Als sie endlich im Krankenhaus ankamen, wurden sie schon erwartet. Ashton staunte dann auch, wie schnell alles ging. „Wenn man ein VIP ist geht wohl alles schneller.“, überlegte er.
Nach dem Röntgen stand fest, dass Ashtons Knöchel nur verstaucht war. Jedoch stellte der Arzt fest, dass ebenfalls zwei Rippen angebrochen waren. Nachdem der untersuchende Arzt dies Sung Ho mitgeteilt hatte, wollten sie Ashton für einige Tage zur Beobachtung im Krankenhaus behalten.

Ashton sah sich in dem Krankenzimmer um. „Das ist ein Krankenhaus?“, fragte er erstaunt. „Sieht wohl eher aus wie ein Hotelzimmer.“, kommentierte er.
Doch Sung Ho ging nicht darauf ein. Besorgt betrachtete er den Jüngeren. „Komm. Ich helfe dir dich umzuziehen.“, erwiderte er und half Ashton aus seinen Sachen.
Nachdem er sich umgezogen hatte, legte er sich auf das Bett. Nur kurze Zeit später kam der Arzt mit einer Infusion herein. „Was ist das?“, fragte Sung Ho. „Nur eine Kochsalzlösung mit einem starken Schmerzmittel. So sollte das Atmen weniger schmerzvoll sein.“, erklärte der Arzt. Sung Ho sah zu Ashton. „Du hast gar nichts gesagt.“, wütend schaute Sung Ho ihn an. Ashton wurde rot und blickte in die andere Richtung. „Ich wollte nicht, dass du dir Sorgen machst.“, flüsterte er leise. Sung Ho seufzte auf. Währenddessen legte der Arzt einen Zugang und schloss die Infusion an.
„Du solltest zurück gehen.“, meinte er zu Sung Ho. „Sag mir nicht was ich tun soll.“, herausfordernd sah Sung Ho Ashton an. „Ich entscheide wann und wohin ich gehe.“
Betreten schloss Ashton die Augen.
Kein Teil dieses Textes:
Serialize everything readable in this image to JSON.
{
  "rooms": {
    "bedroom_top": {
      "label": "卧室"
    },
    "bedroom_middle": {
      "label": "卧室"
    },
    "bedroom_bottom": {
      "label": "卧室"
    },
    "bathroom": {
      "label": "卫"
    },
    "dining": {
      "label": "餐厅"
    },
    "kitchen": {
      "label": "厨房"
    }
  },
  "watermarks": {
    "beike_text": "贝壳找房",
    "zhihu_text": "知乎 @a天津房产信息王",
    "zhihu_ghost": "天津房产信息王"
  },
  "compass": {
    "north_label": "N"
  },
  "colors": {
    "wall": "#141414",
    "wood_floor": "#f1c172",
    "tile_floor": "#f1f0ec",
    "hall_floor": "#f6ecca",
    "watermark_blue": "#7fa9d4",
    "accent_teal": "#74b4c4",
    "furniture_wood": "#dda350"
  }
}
Der Arzt sah den Kronprinzen an. „Ich werde in einer Stunde nochmal vorbei schauen.“, meinte er und verließ das Zimmer. Als sich die Tür hinter dem Arzt schloss sah Ashton Sung Ho an.
„Du solltest schlafen.“, traurig schaute Sung Ho Ashton an. „Dieser Junge hat etwas Besseres verdient.“, dachte er bei sich.
Ashton schloss wieder seine Augen. Langsam begann das Schmerzmittel zu wirken und die Anspannung unter der er stand, viel von ihm ab. Tränen traten ihm in die Augen und er begann zu zittern. Erschrocken schaute Sung Ho Ashton an. „Was ist los? Sind die Schmerzen schlimmer geworden? Ist dir kalt?“, panisch sprang Sung Ho auf. „N-n-ein.“, stammelte Ashton mit zitternder Stimme. „I-ich…“, versuchte er zu erklären, jedoch versagte seine Stimme und es kamen immer mehr Tränen. Verzweifelt drückte Sung Ho den Rufknopf. Als eine Pflegerin hereinschaute, bat Sung Ho, dass der Arzt nochmals kommen soll. Mit einem Blick auf Ashton nickte diese und verschwand wieder.
Kurze Zeit später erschien wieder der Arzt. „Mr. Bright?“, sprach er Ashton an, doch dieser antwortete nicht. Wissend nickte der Arzt. Er blickte Sung Ho an. „Ich werde veranlassen, dass er noch ein Beruhigungsmittel bekommt. Es war wohl einfach etwas zu viel.“, sagte er. „Hoheit.“, verabschiedete er sich mit einer leichten Verbeugung.
Sung Ho setzte sich zu Ashton auf das Bett und nahm den Kleineren vorsichtig in die Arme und strich sanft über dessen Rücken.
Kurze Zeit später kam die Pflegerin zurück und gab Ashton über den gelegten Zugang das Beruhigungsmittel. Es dauerte nicht sehr lange bis es anfing zu wirken und Ashton die Augen zu vielen.
Nachdem Sung Ho sich einen Kaffee geholt hatte, rief er Sekretär Green an und erklärte diesem die Lage und bat für die nächsten Tage Alles abzusagen und Wechselkleidung für Ashton vorbei zu bringen.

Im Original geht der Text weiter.